制御部250は、保存処理が済んだシートを第2搬送路195へ搬送する。制御部250は、第1分岐部材210を駆動することにより、シートを第1搬送路190から第2搬送路195へ搬送する。第2搬送路195へ搬送されてくるシートに対して制御部250は、消色部150を介して消色処理を施す(ACT105)。制御部250は、消色処理が済んだシートを第2搬送路195より合流点225を介して第1搬送路190へ搬送する。この時、印字面が第2面に設定された場合には(ACT106、Yes)、反転機構160を介し、シートを反転させた上でシートを第1搬送路190へ搬送する(ACT107)。制御部250は、第1搬送路190へ搬送されたシートを、第1分岐部材210を制御し、第3搬送路200上の印字部230へ搬送する。
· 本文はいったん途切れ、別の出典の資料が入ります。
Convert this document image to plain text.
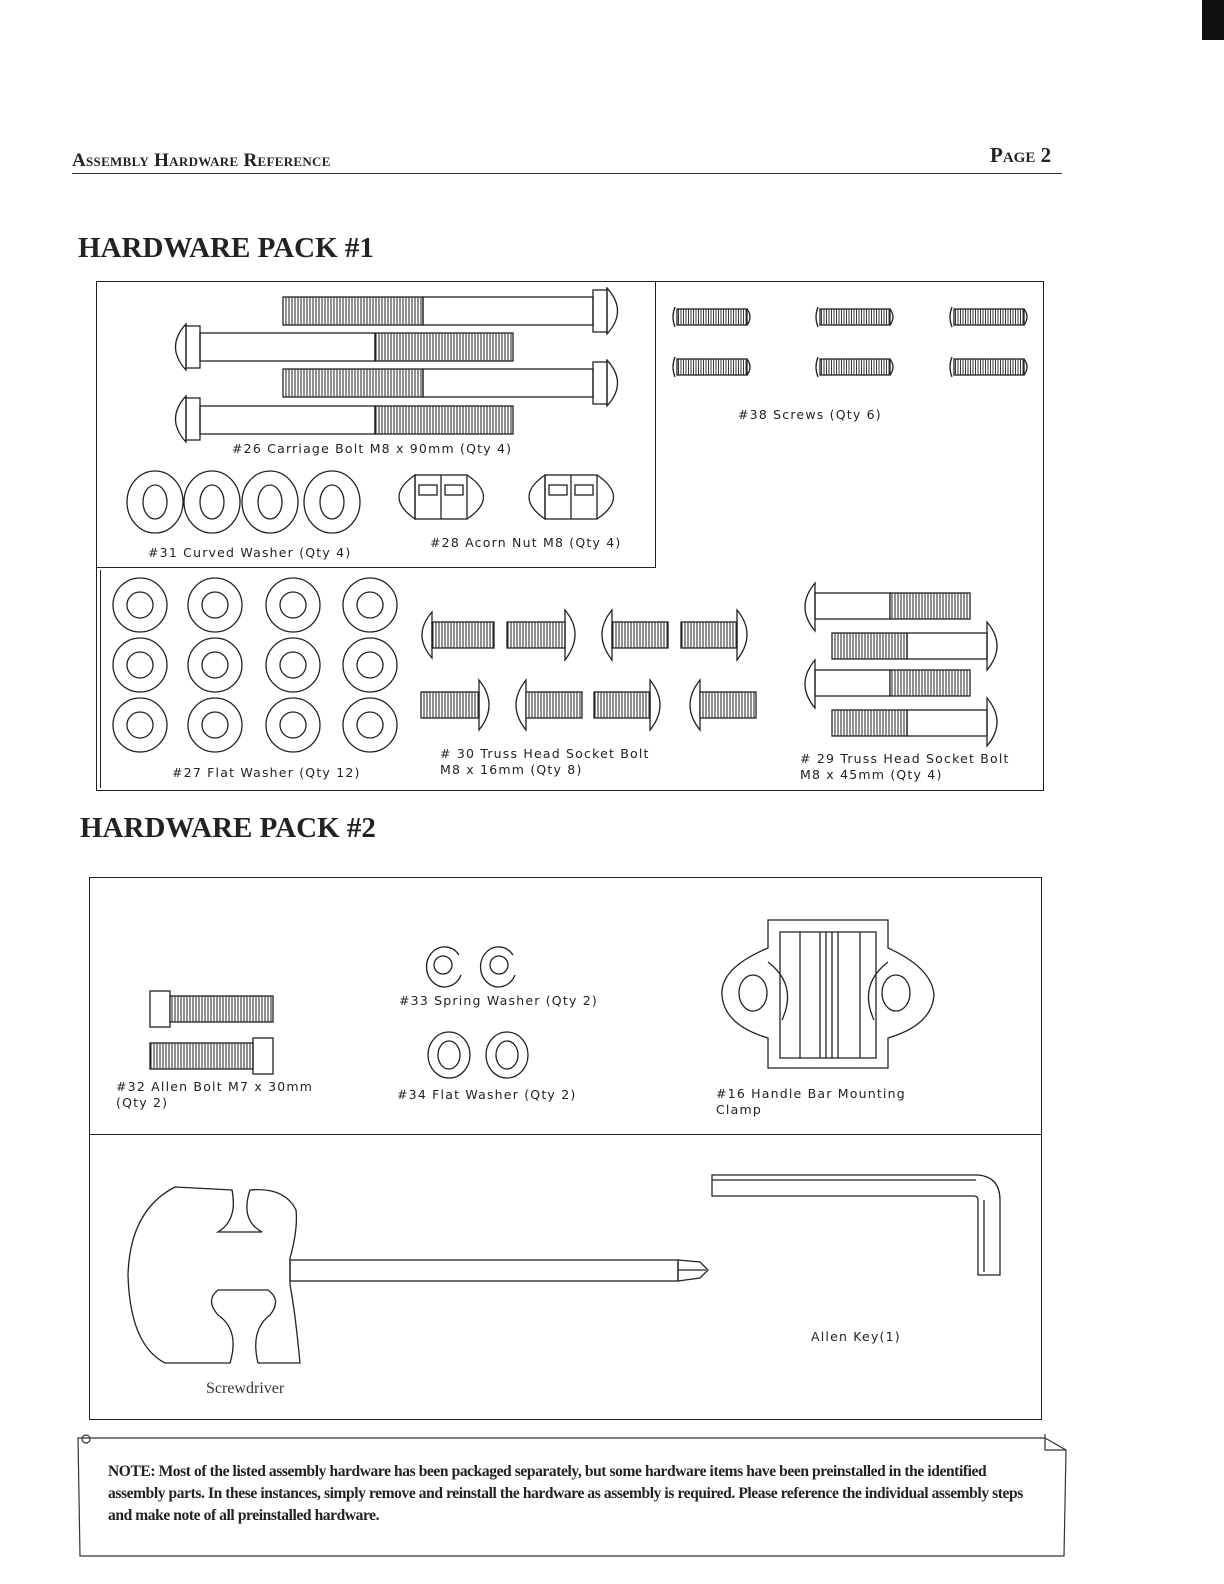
Assembly Hardware Reference	Page 2
HARDWARE PACK #1
#26 Carriage Bolt M8 x 90mm (Qty 4)
#38 Screws (Qty 6)
#31 Curved Washer (Qty 4)
#28 Acorn Nut M8 (Qty 4)
#27 Flat Washer (Qty 12)
# 30 Truss Head Socket Bolt
M8 x 16mm (Qty 8)
# 29 Truss Head Socket Bolt
M8 x 45mm (Qty 4)
HARDWARE PACK #2
#32 Allen Bolt M7 x 30mm
(Qty 2)
#33 Spring Washer (Qty 2)
#34 Flat Washer (Qty 2)	#16 Handle Bar Mounting
Clamp
Screwdriver
Allen Key(1)
NOTE: Most of the listed assembly hardware has been packaged separately, but some hardware items have been preinstalled in the identified assembly parts. In these instances, simply remove and reinstall the hardware as assembly is required. Please reference the individual assembly steps and make note of all preinstalled hardware.
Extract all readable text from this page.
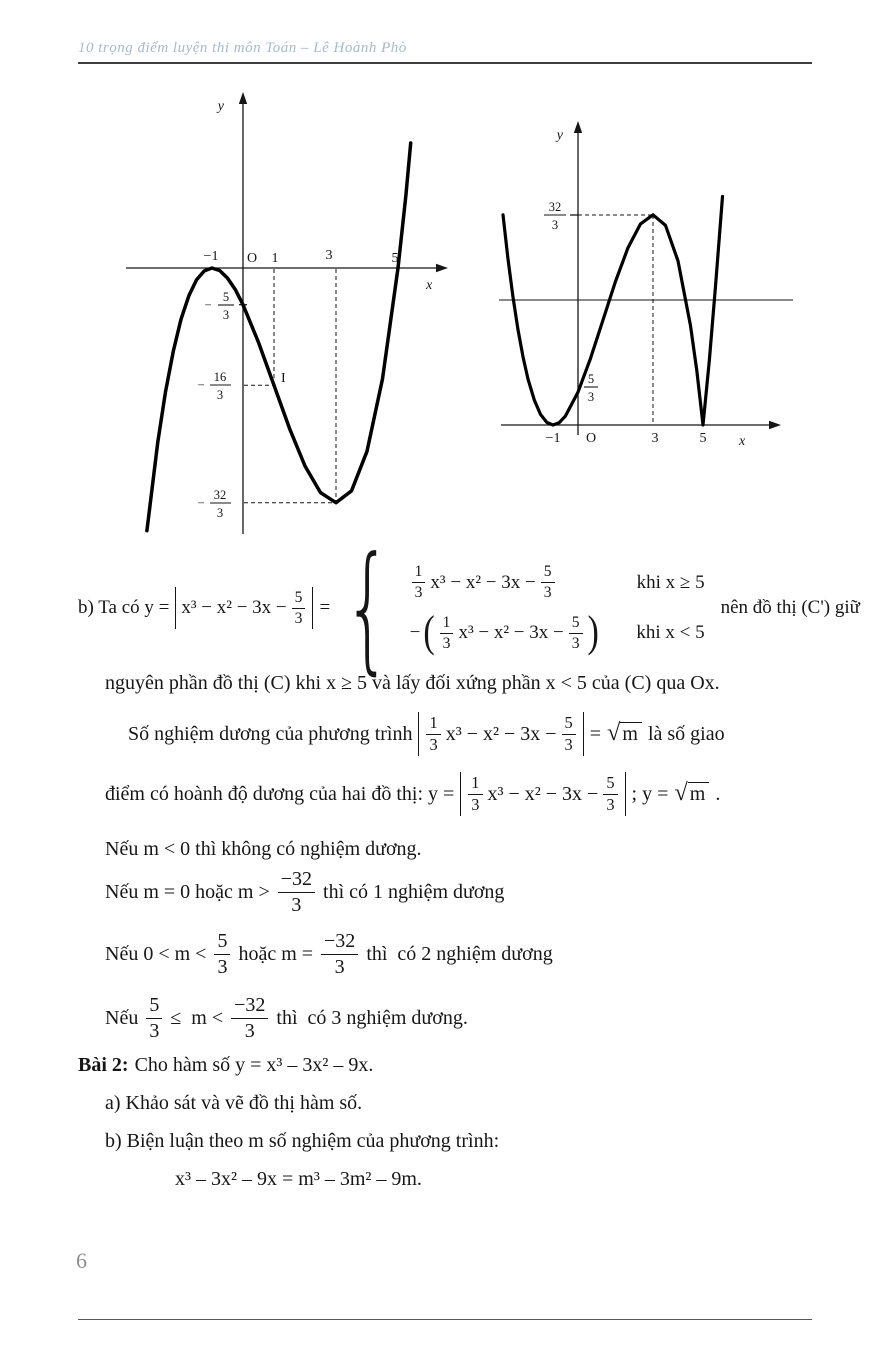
10 trọng điểm luyện thi môn Toán – Lê Hoành Phò
y
x
−1 O 1	3	5
−
5
3
I
−
16
3
−
32
3
y
x
−1 O	3	5
32
3
5
3
b) Ta có $y = x^3 - x^2 - 3x - \frac{5}{3}$ = { $\frac{1}{3} x^3 - x^2 - 3x - \frac{5}{3}$	khi x ≥ 5
− ( $\frac{1}{3} x^3 - x^2 - 3x - \frac{5}{3}$ )	khi x < 5
nên đồ thị (C') giữ
nguyên phần đồ thị (C) khi x ≥ 5 và lấy đối xứng phần x < 5 của (C) qua Ox.
Số nghiệm dương của phương trình $\frac{1}{3} x^3 - x^2 - 3x - \frac{5}{3}$ = √ m là số giao
điểm có hoành độ dương của hai đồ thị: $y = \frac{1}{3} x^3 - x^2 - 3x - \frac{5}{3}$ ; y = √ m .
Nếu m < 0 thì không có nghiệm dương.
Nếu m = 0 hoặc $m > \frac{-32}{3}$ thì có 1 nghiệm dương
Nếu $0 < m < \frac{5}{3}$ hoặc $m = \frac{-32}{3}$ thì  có 2 nghiệm dương
Nếu $\frac{5}{3} \le m < \frac{-32}{3}$ thì  có 3 nghiệm dương.
Bài 2: Cho hàm số y = x³ – 3x² – 9x.
a) Khảo sát và vẽ đồ thị hàm số.
b) Biện luận theo m số nghiệm của phương trình:
x³ – 3x² – 9x = m³ – 3m² – 9m.
6
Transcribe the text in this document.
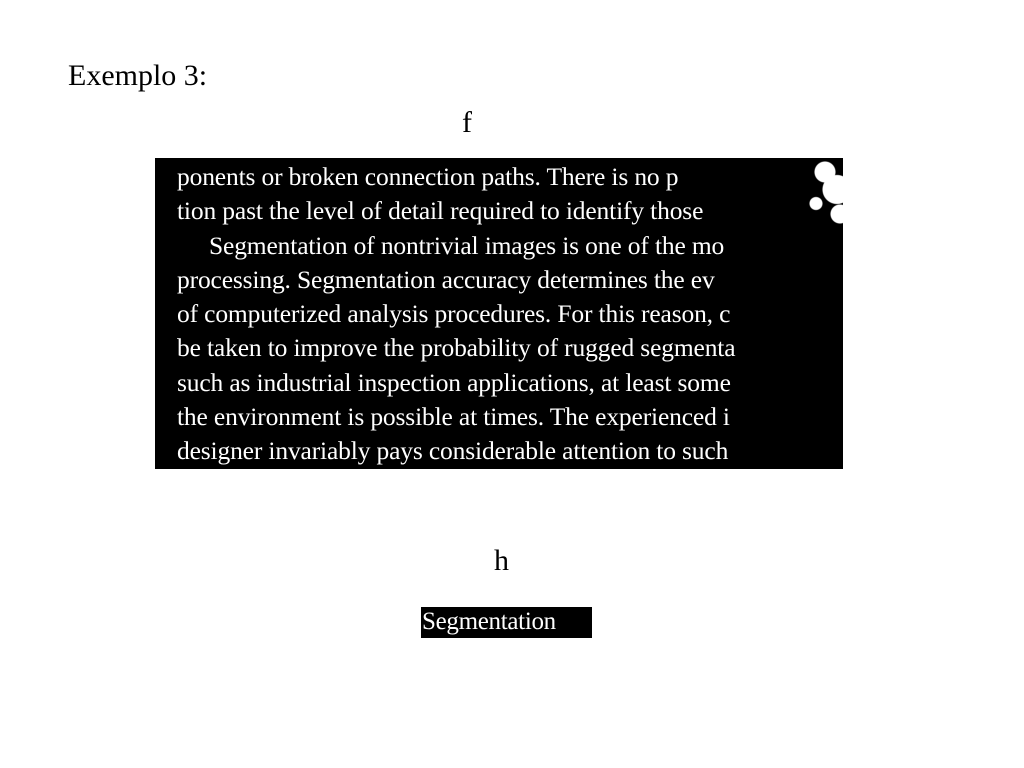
Exemplo 3:
f
ponents or broken connection paths. There is no p
tion past the level of detail required to identify those
Segmentation of nontrivial images is one of the mo
processing. Segmentation accuracy determines the ev
of computerized analysis procedures. For this reason, c
be taken to improve the probability of rugged segmenta
such as industrial inspection applications, at least some
the environment is possible at times. The experienced i
designer invariably pays considerable attention to such
h
Segmentation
制御部250は、搬送されて来るシートに対して、設定された印字面及び印字位置に印字部230によるマークの印字処理を行う(ACT108)。制御部250は、印字処理が施されたシートをリユーストレイ165へ排紙する(ACT109)。
上述した第1の実施形態によれば、印字部が印字するマークの印字面及び印字位置を制御することで、ユーザがシートの再利用回数を確認するのを容易にすることが出来る。
尚、マークの形状は長方形で例示している。マークの形状は四角に限らず、使用者に消去した回数を示す模様であれば、どのような形を選択することも可能である。
(第2の実施形態)
以下、第2の実施形態の画像消去装置について図5乃至図7を参照して説明する。本実施形態の画像消去装置が第1の実施形態の画像消去装置と異なる点は、印字部230が印字するマークの形である。本実施形態で使用するマークは、1つのマークで再利用回数が認識可能な形状である。すなわち、マーク単体で数値を表すことが出来る形状である。マークは、例えば、ローマ数字(以降、単に数字とする)、ギリシャ数字、正の字、再利用回数の本数だけ並べた線、又は再利用回数に応じて割り当てられた図形若しくは記号等でも良い。以下の説明では数字を例にとって説明する。
本実施形態の画像消去装置は、第1の実施形態と同様のフローによりシートにマークを印字する。印字部230は、制御部250からの指示に従い、インクジェットヘッドの各ノズルを独立的に制御することで再利用回数を示す数字を所定の印字面及び印字位置に印字する(図7(a)参照)。
尚、印字部230が再利用回数を示す数字を印字する際にインクジェットヘッドが印字可能な領域内に既存の数字が印字されている場合、この既存の数字の視認性を低下させるために、印字部230はその既存の数字に対して別の印字を上書きしても良い。印字部は、例えば、既存の数字を長方形に塗りつぶす。また、印字部は、既存の数字の空白部分を埋めることで、既存の数字を長方形に変えても良い。これにより、最新の数値情報をより明確にすることが出来る(図7(b)参照)。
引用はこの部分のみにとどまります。